Ce qu'ils n'ont pas dit à Kennebunkport

par Spengler

2 juillet 2007, Asia Times Online
article original : "What they didn't say at Kennebunkport"

Rien du dialogue imaginaire ci-dessous ne se sera produit dans l'enceinte de la famille Bush sur la côte maritime du Maine, lors de la retraite du 1er juillet entre le Président russe Vladimir Poutine et le Président des Etats-Unis George W Bush.

Je suppose que Poutine a dû faire de son mieux pour amadouer son homologue américain et le laisser au dépourvu. Bush n'est prêt, ni intellectuellement, ni psychologiquement, à comprendre ce qu'un dirigeant russe doit faire. Et un homme pratique comme Poutine ne perdrait pas son temps à expliquer l'inexplicable à quelqu'un qui ne comprend pas. La tâche peu enviable de Poutine est de persuader Bush de ses bonnes intentions, tout en gagnant de l'espace pour manœuvrer afin de prendre des mesures que les Etats-Unis considèreront comme hostiles.

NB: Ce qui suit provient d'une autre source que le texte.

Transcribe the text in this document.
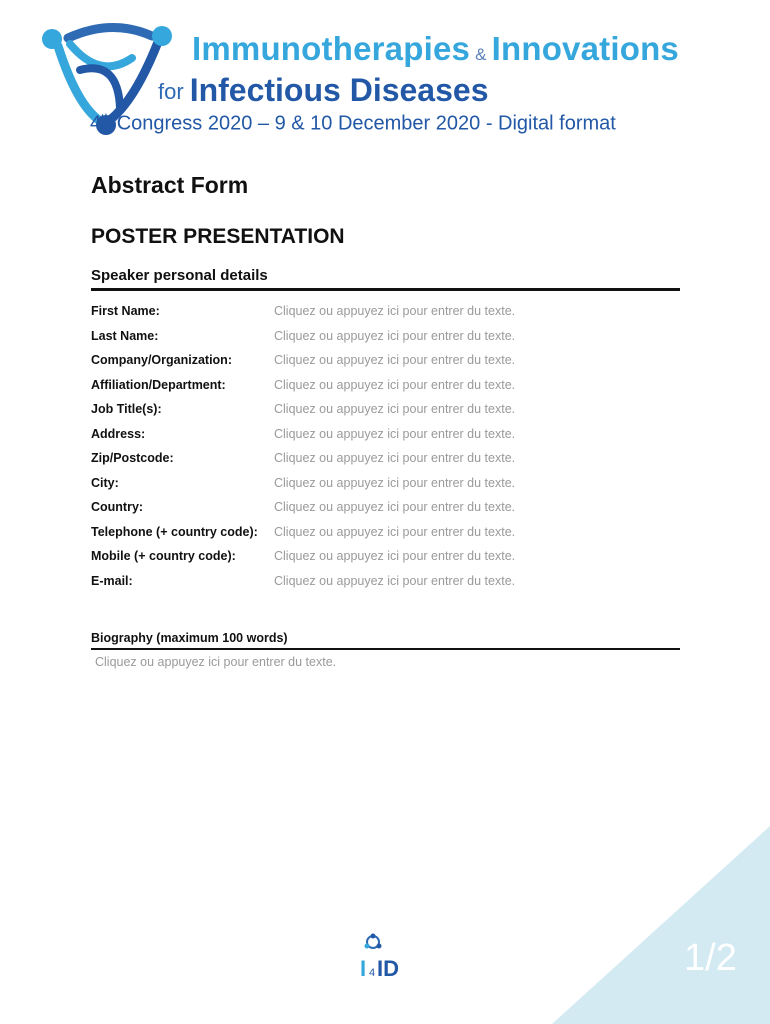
Immunotherapies & Innovations
for Infectious Diseases
4th Congress 2020 – 9 & 10 December 2020 - Digital format
Abstract Form
POSTER PRESENTATION
Speaker personal details
First Name:	Cliquez ou appuyez ici pour entrer du texte.
Last Name:	Cliquez ou appuyez ici pour entrer du texte.
Company/Organization:	Cliquez ou appuyez ici pour entrer du texte.
Affiliation/Department:	Cliquez ou appuyez ici pour entrer du texte.
Job Title(s):	Cliquez ou appuyez ici pour entrer du texte.
Address:	Cliquez ou appuyez ici pour entrer du texte.
Zip/Postcode:	Cliquez ou appuyez ici pour entrer du texte.
City:	Cliquez ou appuyez ici pour entrer du texte.
Country:	Cliquez ou appuyez ici pour entrer du texte.
Telephone (+ country code):	Cliquez ou appuyez ici pour entrer du texte.
Mobile (+ country code):	Cliquez ou appuyez ici pour entrer du texte.
E-mail:	Cliquez ou appuyez ici pour entrer du texte.
Biography (maximum 100 words)
Cliquez ou appuyez ici pour entrer du texte.
I 4 ID	1/2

Je n'ai aucune idée sur la manière dont il a réussi cela à Kennebunkport. Mais, il est réaliste d'imaginer comment la conversation aurait pu se dérouler si Poutine avait dit à Bush la vérité sans fard.



Bush : Vous savez, Vladimir, beaucoup d'Américains s'inquiètent de ce que le progrès vers la démocratie en Russie soit tombé en pièces. Ils voient des journalistes que l'on intimide, des hommes d'affaires qui sont mis en prison et des opposants de votre gouvernement qui meurent dans des circonstances suspectes. Je veux améliorer les relations avec vous, mais vous avez mauvaise presse.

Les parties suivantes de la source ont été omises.